Deferred gbuffer rendering via compute shader ray marching output


I've got deferred gbuffer rendering working following compute shader ray marching output pass.  (This is a prerequisite to implementing global illumination and dynamic lighting.)

GPU buffer usage went from 4.4GiB down to 2.2GiB for the large scene "Church_Of_St_Sophia.vox" which is a significant GPU RAM usage improvement.

Unfortunately, the frame rate is about half as fast.  As best I can guess is that when ray marching was being done in a fragment shader, there were less cache misses because the color data went right into the frame buffer.  With a compute shader pass and the rendering of the gbuffer in a fragment shader into the frame buffer, there are more cache misses both due to using the gbuffer and the additional data (voxel world space location, voxel (for its property bits [alpha, specular, emissive, portal], and scene depth) I'm storing in the gbuffer.

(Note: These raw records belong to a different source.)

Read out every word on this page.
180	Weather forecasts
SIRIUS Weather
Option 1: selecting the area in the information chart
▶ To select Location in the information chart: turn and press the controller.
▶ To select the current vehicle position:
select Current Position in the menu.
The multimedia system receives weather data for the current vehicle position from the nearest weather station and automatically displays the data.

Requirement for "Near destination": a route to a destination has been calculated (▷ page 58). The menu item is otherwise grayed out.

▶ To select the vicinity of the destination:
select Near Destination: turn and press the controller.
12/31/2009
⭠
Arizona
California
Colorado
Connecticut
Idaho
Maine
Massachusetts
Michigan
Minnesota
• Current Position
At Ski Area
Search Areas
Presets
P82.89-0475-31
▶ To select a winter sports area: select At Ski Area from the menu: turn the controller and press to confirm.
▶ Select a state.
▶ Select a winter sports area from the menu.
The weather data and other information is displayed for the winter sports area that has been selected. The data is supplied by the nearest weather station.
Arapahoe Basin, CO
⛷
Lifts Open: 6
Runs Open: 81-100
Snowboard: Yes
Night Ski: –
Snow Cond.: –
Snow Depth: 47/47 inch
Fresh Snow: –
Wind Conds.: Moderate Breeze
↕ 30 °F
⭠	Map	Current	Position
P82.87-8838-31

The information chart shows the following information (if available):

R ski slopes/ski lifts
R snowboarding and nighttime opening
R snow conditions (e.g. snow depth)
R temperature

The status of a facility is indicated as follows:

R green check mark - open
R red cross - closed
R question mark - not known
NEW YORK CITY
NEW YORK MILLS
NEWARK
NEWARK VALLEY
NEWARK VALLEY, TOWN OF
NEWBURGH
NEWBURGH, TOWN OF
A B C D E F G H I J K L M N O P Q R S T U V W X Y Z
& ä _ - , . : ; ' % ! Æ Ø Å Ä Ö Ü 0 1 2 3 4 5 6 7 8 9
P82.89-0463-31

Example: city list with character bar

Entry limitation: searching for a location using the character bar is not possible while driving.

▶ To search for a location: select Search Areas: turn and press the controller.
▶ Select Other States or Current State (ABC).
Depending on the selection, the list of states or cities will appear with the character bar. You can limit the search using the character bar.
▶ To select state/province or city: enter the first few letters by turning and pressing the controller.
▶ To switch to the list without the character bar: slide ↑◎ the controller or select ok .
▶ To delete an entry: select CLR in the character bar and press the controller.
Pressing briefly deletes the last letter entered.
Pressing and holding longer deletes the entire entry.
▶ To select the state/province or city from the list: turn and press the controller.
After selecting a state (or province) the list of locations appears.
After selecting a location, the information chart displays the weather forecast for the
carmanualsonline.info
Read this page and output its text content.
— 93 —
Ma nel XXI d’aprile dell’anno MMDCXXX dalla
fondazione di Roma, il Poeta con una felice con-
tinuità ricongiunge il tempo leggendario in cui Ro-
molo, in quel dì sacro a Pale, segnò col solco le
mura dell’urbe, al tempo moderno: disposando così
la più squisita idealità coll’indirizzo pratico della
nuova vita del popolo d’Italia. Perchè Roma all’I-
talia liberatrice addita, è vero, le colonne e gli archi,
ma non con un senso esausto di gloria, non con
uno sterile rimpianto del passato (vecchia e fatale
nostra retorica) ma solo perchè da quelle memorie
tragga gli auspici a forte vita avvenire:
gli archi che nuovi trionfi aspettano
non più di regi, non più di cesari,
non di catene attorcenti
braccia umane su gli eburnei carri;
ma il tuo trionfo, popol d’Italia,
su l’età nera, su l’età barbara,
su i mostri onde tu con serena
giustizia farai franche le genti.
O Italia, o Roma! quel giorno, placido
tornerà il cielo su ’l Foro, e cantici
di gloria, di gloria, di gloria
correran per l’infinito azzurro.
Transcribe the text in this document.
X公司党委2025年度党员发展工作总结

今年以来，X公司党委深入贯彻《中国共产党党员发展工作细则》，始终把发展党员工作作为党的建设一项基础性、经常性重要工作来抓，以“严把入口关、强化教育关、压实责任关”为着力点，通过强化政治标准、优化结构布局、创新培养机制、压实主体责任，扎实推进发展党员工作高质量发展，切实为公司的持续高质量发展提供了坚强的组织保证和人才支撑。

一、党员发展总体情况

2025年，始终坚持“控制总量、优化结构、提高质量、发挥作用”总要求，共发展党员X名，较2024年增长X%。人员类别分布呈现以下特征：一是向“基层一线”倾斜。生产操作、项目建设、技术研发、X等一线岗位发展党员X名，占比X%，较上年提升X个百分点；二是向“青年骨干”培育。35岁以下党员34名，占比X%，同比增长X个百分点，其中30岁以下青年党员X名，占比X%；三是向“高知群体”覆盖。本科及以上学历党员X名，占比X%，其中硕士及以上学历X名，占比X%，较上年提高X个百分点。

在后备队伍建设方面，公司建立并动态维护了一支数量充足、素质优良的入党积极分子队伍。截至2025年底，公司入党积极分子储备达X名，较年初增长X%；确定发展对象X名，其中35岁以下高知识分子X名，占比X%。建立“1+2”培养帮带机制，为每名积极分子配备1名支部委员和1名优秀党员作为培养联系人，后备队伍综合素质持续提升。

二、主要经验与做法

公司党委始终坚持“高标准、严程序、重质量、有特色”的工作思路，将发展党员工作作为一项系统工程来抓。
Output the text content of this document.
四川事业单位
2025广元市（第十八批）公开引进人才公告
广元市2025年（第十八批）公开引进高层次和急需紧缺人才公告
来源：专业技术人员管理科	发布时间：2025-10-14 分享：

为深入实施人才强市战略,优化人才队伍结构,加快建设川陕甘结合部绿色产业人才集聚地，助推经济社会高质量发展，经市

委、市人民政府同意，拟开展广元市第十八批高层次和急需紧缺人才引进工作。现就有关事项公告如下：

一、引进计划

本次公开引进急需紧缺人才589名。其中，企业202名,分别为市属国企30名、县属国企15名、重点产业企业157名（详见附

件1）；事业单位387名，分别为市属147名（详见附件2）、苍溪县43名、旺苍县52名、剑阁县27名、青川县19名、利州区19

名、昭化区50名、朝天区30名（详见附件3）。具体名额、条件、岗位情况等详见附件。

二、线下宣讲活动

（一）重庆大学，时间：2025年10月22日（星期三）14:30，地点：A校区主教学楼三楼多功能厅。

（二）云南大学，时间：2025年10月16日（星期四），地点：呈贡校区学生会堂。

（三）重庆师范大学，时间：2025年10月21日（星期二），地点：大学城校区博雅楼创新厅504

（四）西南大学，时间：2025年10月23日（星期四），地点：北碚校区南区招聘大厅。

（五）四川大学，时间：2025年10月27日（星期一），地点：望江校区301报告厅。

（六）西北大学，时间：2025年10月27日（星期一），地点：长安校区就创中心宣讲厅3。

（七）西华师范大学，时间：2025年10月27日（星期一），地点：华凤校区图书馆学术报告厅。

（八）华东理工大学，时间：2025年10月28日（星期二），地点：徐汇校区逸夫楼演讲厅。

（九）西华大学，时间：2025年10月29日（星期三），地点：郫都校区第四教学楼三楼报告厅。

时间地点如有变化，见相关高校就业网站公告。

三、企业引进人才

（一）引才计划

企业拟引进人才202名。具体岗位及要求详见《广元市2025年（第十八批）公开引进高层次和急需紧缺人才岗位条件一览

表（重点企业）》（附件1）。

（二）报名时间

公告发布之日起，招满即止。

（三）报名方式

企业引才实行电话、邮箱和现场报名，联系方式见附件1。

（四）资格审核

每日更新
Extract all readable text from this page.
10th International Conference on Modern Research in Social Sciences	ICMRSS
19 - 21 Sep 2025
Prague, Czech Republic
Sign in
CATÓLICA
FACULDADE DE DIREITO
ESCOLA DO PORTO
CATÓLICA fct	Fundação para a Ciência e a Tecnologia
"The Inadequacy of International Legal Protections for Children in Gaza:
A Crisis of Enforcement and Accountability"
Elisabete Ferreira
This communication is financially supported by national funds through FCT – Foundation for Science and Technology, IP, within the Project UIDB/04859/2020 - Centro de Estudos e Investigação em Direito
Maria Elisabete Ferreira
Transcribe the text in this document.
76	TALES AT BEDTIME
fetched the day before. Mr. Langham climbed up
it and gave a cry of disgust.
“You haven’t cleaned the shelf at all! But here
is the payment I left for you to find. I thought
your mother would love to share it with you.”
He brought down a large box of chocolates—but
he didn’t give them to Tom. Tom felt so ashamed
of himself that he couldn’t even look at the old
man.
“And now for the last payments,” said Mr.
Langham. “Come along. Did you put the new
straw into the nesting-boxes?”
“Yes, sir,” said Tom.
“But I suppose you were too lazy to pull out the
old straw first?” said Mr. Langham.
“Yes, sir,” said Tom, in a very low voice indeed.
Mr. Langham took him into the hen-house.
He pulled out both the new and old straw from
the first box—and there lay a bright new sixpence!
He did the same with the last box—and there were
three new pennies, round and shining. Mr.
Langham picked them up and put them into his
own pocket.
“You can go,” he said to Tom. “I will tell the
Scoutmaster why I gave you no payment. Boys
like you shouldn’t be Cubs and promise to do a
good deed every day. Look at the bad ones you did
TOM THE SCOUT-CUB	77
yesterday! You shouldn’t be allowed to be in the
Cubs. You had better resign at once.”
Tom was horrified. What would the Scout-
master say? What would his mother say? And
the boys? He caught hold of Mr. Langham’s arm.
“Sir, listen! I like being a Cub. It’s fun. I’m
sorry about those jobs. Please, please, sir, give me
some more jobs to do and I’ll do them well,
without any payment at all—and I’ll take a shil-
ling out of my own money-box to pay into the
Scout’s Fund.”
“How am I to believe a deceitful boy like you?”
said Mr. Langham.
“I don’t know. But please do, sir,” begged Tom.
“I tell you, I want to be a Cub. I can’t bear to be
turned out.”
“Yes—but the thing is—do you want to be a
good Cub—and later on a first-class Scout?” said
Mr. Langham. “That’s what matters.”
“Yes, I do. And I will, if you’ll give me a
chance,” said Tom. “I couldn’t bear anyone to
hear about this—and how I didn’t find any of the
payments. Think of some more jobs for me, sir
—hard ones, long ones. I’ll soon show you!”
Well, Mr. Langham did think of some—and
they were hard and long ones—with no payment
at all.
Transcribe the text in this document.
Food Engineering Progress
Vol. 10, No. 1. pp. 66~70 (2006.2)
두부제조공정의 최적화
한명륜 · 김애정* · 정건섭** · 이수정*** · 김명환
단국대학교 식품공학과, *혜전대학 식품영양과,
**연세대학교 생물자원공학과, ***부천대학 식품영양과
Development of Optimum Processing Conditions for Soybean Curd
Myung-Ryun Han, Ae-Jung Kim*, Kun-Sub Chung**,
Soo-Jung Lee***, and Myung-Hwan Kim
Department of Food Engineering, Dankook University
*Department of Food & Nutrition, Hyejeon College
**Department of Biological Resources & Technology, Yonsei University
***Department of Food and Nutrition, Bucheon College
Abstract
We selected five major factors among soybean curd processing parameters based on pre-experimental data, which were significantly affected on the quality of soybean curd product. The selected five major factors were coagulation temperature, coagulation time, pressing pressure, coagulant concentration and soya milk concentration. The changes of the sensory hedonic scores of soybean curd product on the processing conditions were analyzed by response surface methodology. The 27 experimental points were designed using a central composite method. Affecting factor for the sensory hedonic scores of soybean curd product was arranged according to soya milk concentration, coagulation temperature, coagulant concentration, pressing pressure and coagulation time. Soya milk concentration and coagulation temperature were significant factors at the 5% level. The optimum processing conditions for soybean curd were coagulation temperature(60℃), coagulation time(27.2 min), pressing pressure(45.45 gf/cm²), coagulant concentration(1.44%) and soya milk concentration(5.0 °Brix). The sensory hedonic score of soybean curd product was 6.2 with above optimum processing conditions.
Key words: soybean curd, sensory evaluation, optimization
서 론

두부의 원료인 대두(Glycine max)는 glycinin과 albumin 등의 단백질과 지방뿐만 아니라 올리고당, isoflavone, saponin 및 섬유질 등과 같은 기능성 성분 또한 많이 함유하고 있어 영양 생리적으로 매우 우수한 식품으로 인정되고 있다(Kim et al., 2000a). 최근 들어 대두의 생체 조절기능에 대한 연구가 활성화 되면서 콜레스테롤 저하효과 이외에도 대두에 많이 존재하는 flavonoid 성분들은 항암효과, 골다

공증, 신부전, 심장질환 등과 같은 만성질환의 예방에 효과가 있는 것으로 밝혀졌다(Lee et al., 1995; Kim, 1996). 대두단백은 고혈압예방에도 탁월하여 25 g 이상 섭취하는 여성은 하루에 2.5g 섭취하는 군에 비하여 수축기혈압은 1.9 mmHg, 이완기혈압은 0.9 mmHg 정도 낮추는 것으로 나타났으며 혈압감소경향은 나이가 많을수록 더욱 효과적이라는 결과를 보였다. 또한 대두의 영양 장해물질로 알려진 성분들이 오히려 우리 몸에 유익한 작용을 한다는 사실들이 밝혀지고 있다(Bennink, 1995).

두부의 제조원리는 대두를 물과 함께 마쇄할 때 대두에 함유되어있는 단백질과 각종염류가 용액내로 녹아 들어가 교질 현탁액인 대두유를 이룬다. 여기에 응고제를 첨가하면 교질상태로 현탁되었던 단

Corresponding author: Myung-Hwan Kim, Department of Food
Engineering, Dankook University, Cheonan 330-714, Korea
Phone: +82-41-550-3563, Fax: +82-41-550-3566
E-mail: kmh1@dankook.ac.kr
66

I also managed to break (no longer working at all) the mipmaps and voxel level ambient occlusion optimization bits.  The code changes to fix this should be small, but tracking down what is wrong with the code has been a challenge.

Comments

Log in with itch.io to leave a comment.

(2 edits)

P.S.  Decreasing ray march compute shader workgroup size local_size_x has improved frame rates.